Someone like Michail Antonio would vastly improve the team even, increasing the area in front of the opposition defence for all of these technicians to work in.

A new right-winger is necessary as a transfer target – and it doesn’t have to be someone world-class to improve the side. 

3. Move on from the old guard

At his peak, Sergio Busquets was the best no.6 in Europe – he’s one of the greatest midfielders of all time.

Yet De Jong was brought in to replace him and he’s barely got the chance to, as successive managers pair the legendary figure with his young pretender, almost scared to drop the bigger presence.

Gerard Pique is well past his best but Barca are almost scared of a future in which he isn’t the first name on the team sheet.

The next manager needs to be as ruthless as Guardiola was when he turfed out Ronaldinho and Deco for a young Lionel Messi.

Sergio Aguero perhaps isn’t even good enough to lead the line either and will need replacing sooner rather than later, too.

While you’re in rebuild mode, make sure that you’re upgrading everyone who needs it – regardless of their standing in the history books.

4. Change transfer strategy

Barcelona forward Antoine Griezmann
(Image credit: PA Images)

Look at Barcelona’s signings over the past few years and ask yourself how many were signed because they looked like Barcelona players.

Coutinho? Frenkie De Jong? Memphis? Griezmann? Those are just the memorable ones.

Sergino Dest was signed when there were doubtless better options on the market at the time – though they may have been less flashy.

Eric Garcia may have been free but the pull was as much his La Masia background as his defending. 

Martin Braithwaite and Luuk De Jong – as bizarre as those signings were – were steps in the right direction; not in terms of quality but thinking outside the box.

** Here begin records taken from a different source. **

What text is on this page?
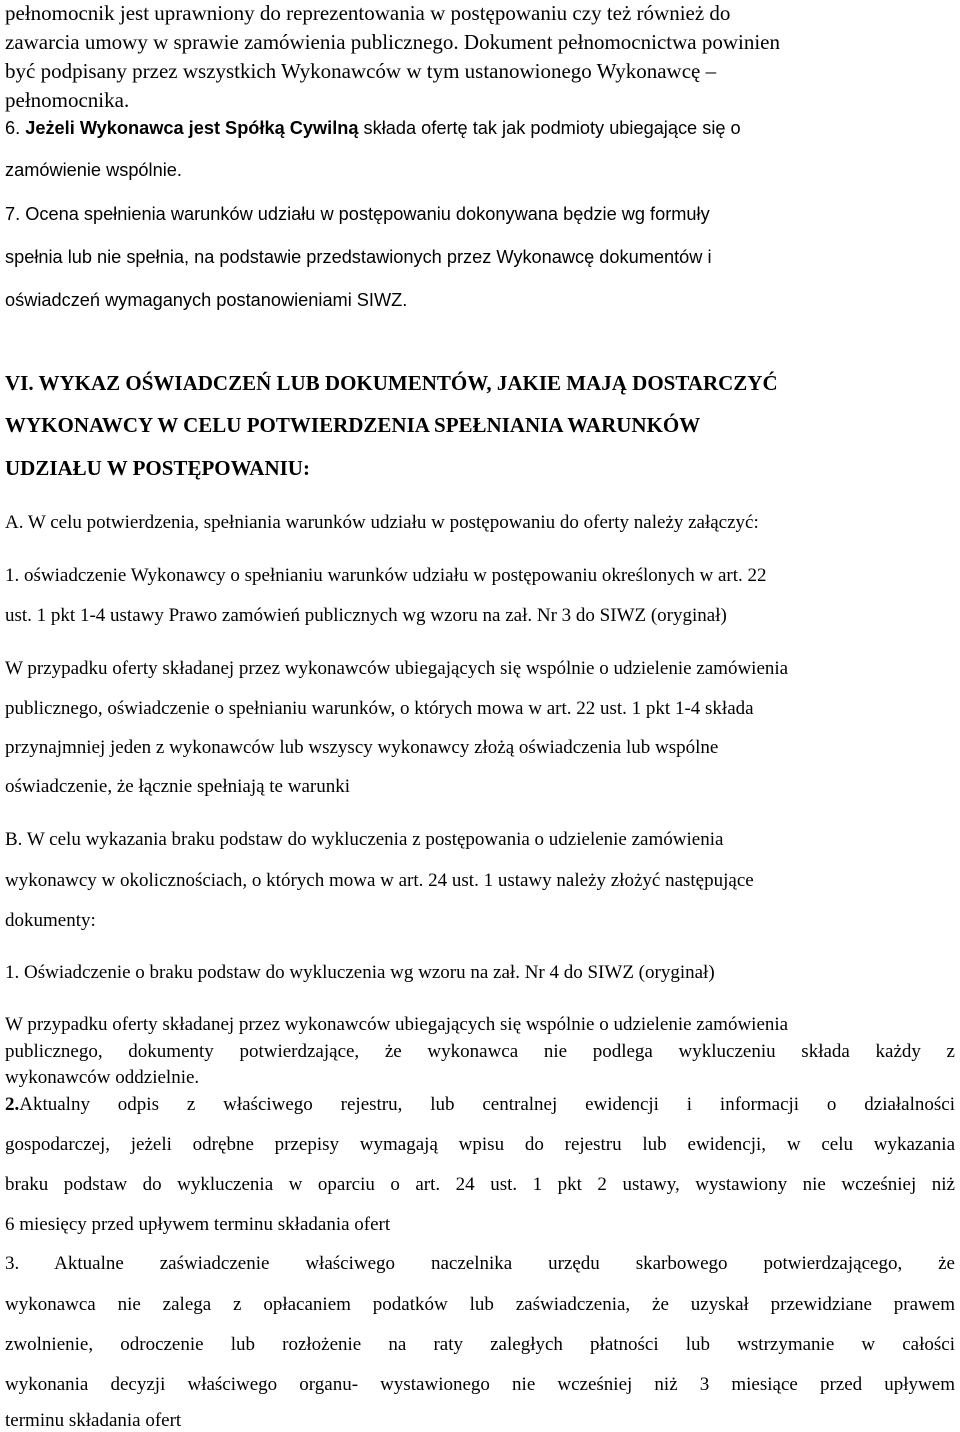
pełnomocnik jest uprawniony do reprezentowania w postępowaniu czy też również do
zawarcia umowy w sprawie zamówienia publicznego. Dokument pełnomocnictwa powinien
być podpisany przez wszystkich Wykonawców w tym ustanowionego Wykonawcę –
pełnomocnika.
6. Jeżeli Wykonawca jest Spółką Cywilną składa ofertę tak jak podmioty ubiegające się o
zamówienie wspólnie.
7. Ocena spełnienia warunków udziału w postępowaniu dokonywana będzie wg formuły
spełnia lub nie spełnia, na podstawie przedstawionych przez Wykonawcę dokumentów i
oświadczeń wymaganych postanowieniami SIWZ.
VI. WYKAZ OŚWIADCZEŃ LUB DOKUMENTÓW, JAKIE MAJĄ DOSTARCZYĆ
WYKONAWCY W CELU POTWIERDZENIA SPEŁNIANIA WARUNKÓW
UDZIAŁU W POSTĘPOWANIU:
A. W celu potwierdzenia, spełniania warunków udziału w postępowaniu do oferty należy załączyć:
1. oświadczenie Wykonawcy o spełnianiu warunków udziału w postępowaniu określonych w art. 22
ust. 1 pkt 1-4 ustawy Prawo zamówień publicznych wg wzoru na zał. Nr 3 do SIWZ (oryginał)
W przypadku oferty składanej przez wykonawców ubiegających się wspólnie o udzielenie zamówienia
publicznego, oświadczenie o spełnianiu warunków, o których mowa w art. 22 ust. 1 pkt 1-4 składa
przynajmniej jeden z wykonawców lub wszyscy wykonawcy złożą oświadczenia lub wspólne
oświadczenie, że łącznie spełniają te warunki
B. W celu wykazania braku podstaw do wykluczenia z postępowania o udzielenie zamówienia
wykonawcy w okolicznościach, o których mowa w art. 24 ust. 1 ustawy należy złożyć następujące
dokumenty:
1. Oświadczenie o braku podstaw do wykluczenia wg wzoru na zał. Nr 4 do SIWZ (oryginał)
W przypadku oferty składanej przez wykonawców ubiegających się wspólnie o udzielenie zamówienia
publicznego, dokumenty potwierdzające, że wykonawca nie podlega wykluczeniu składa każdy z
wykonawców oddzielnie.
2.Aktualny odpis z właściwego rejestru, lub centralnej ewidencji i informacji o działalności
gospodarczej, jeżeli odrębne przepisy wymagają wpisu do rejestru lub ewidencji, w celu wykazania
braku podstaw do wykluczenia w oparciu o art. 24 ust. 1 pkt 2 ustawy, wystawiony nie wcześniej niż
6 miesięcy przed upływem terminu składania ofert
3. Aktualne zaświadczenie właściwego naczelnika urzędu skarbowego potwierdzającego, że
wykonawca nie zalega z opłacaniem podatków lub zaświadczenia, że uzyskał przewidziane prawem
zwolnienie, odroczenie lub rozłożenie na raty zaległych płatności lub wstrzymanie w całości
wykonania decyzji właściwego organu- wystawionego nie wcześniej niż 3 miesiące przed upływem
terminu składania ofert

Barcelona have been so busy trying to find the next Xavi or Iniesta that they forgot to find another Samuel Eto’o.

Maybe Barcelona shouldn’t be looking to sign Paul Pogba on a free next year, take Tanguy Ndombele on loan or prepare a big bid for Gabriel Jesus, as one might expect from a gossip column.

Someone a little less high profile with attributes that the squad lacks could improve Barcelona.

5. Be prepared to suffer (for now)

Barcelona have lost the greatest footballer of all time and not only do they not have £500m to replace Lionel Messi, they don’t have the track record of doing so.

That’s an incredibly bleak position for a superclub to be in, right?

Whoever takes the reigns at the Camp Nou needs to adjust expectation. Barcelona might not be competing for the LaLiga title this season.

They might not be competing for the Champions League next season.

It might be five years before they’re back to their usual standing – because not everyone is Johan Cruyff or Pep Guardiola. 

The next Barcelona manager is more than likely going to have to be someone who makes unpopular decisions and delivers unpopular results while overseeing a long-term plan.

Look at Mikel Arteta at Arsenal, getting to eighth in the league twice in a row – but overhauling the squad while doing so.

Jurgen Klopp won his first Liverpool trophy four years into his tenure.

Mauricio Pochettino was given time, patience and ample failure to turn Tottenham into a top-six side.

And now the same patience is needed at Barcelona, a club that don’t have the best record of giving coaches time to implement their ideas.

This isn’t an instant fix – and Barca would be foolish to treat it as such.